Both sides have reported heavy losses with conflicting tolls that Reuters could not verify. Pakistan said 12 of its ‌soldiers and 274 Taliban were killed while the Taliban said 13 of its fighters and 55 Pakistani soldiers died.

Taliban deputy spokesman Hamdullah Fitrat ⁠said 19 civilians were ⁠killed and 26 wounded in Khost and Paktika.
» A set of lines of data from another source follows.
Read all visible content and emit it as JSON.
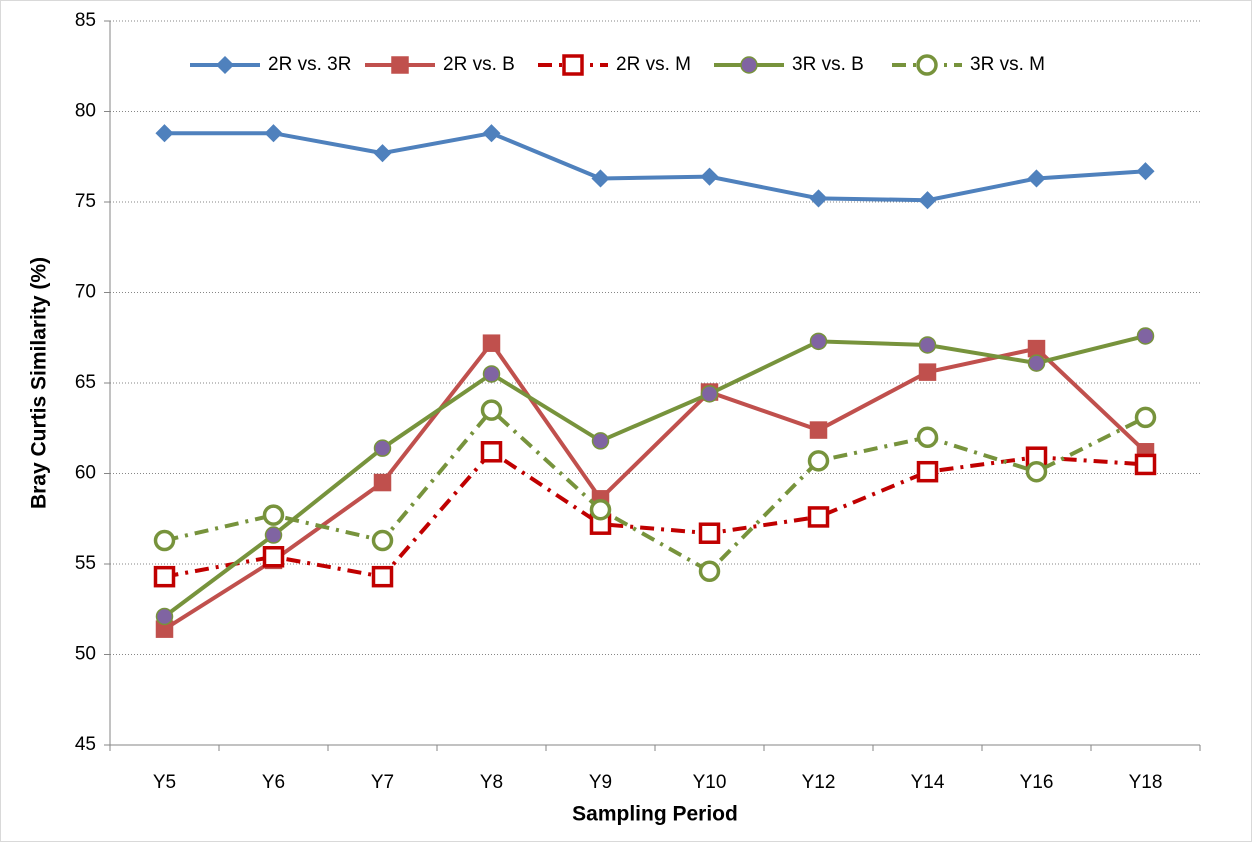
{
  "chart_data": {
    "type": "line",
    "x_label": "Sampling Period",
    "y_label": "Bray Curtis Similarity (%)",
    "categories": [
      "Y5",
      "Y6",
      "Y7",
      "Y8",
      "Y9",
      "Y10",
      "Y12",
      "Y14",
      "Y16",
      "Y18"
    ],
    "ylim": [
      45,
      85
    ],
    "yticks": [
      45,
      50,
      55,
      60,
      65,
      70,
      75,
      80,
      85
    ],
    "grid": true,
    "legend": "top",
    "series": [
      {
        "name": "2R vs. 3R",
        "color": "#4f81bd",
        "marker": "diamond",
        "marker_fill": "#4f81bd",
        "dash": "solid",
        "values": [
          78.8,
          78.8,
          77.7,
          78.8,
          76.3,
          76.4,
          75.2,
          75.1,
          76.3,
          76.7
        ]
      },
      {
        "name": "2R vs. B",
        "color": "#c0504d",
        "marker": "square",
        "marker_fill": "#c0504d",
        "dash": "solid",
        "values": [
          51.4,
          55.2,
          59.5,
          67.2,
          58.6,
          64.5,
          62.4,
          65.6,
          66.9,
          61.2
        ]
      },
      {
        "name": "2R vs. M",
        "color": "#c00000",
        "marker": "square",
        "marker_fill": "#ffffff",
        "dash": "dashdot",
        "values": [
          54.3,
          55.4,
          54.3,
          61.2,
          57.2,
          56.7,
          57.6,
          60.1,
          60.9,
          60.5
        ]
      },
      {
        "name": "3R vs. B",
        "color": "#77933c",
        "marker": "circle",
        "marker_fill": "#8064a2",
        "dash": "solid",
        "values": [
          52.1,
          56.6,
          61.4,
          65.5,
          61.8,
          64.4,
          67.3,
          67.1,
          66.1,
          67.6
        ]
      },
      {
        "name": "3R vs. M",
        "color": "#77933c",
        "marker": "circle",
        "marker_fill": "#ffffff",
        "dash": "dashdot",
        "values": [
          56.3,
          57.7,
          56.3,
          63.5,
          58.0,
          54.6,
          60.7,
          62.0,
          60.1,
          63.1
        ]
      }
    ]
  }
}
Reuters could not verify the claim.

Pakistan’s Defense Minister Khawaja Muhammad Asif said “our cup of patience has overflowed” and described the fighting as “open war,” warning that Pakistan would respond to further attacks.

Taliban Interior Minister Sirajuddin Haqqani said in a speech in Khost province that the conflict “will be very costly,” and that Afghan forces had not deployed broadly beyond those already engaged.

He said the Taliban had defeated “the world, not through technology, but through unity and solidarity,” and through “great patience and perseverance,” rather than superior military power.

Pakistan’s military capabilities far exceed those of Afghanistan, with a standing army of hundreds of thousands and a modern air force.

In stark contrast, the Taliban lacks a conventional air force and relies largely on light weaponry and ground forces.

However, the Islamist group is battle-hardened after two decades of insurgency against US-led forces before returning to power in 2021.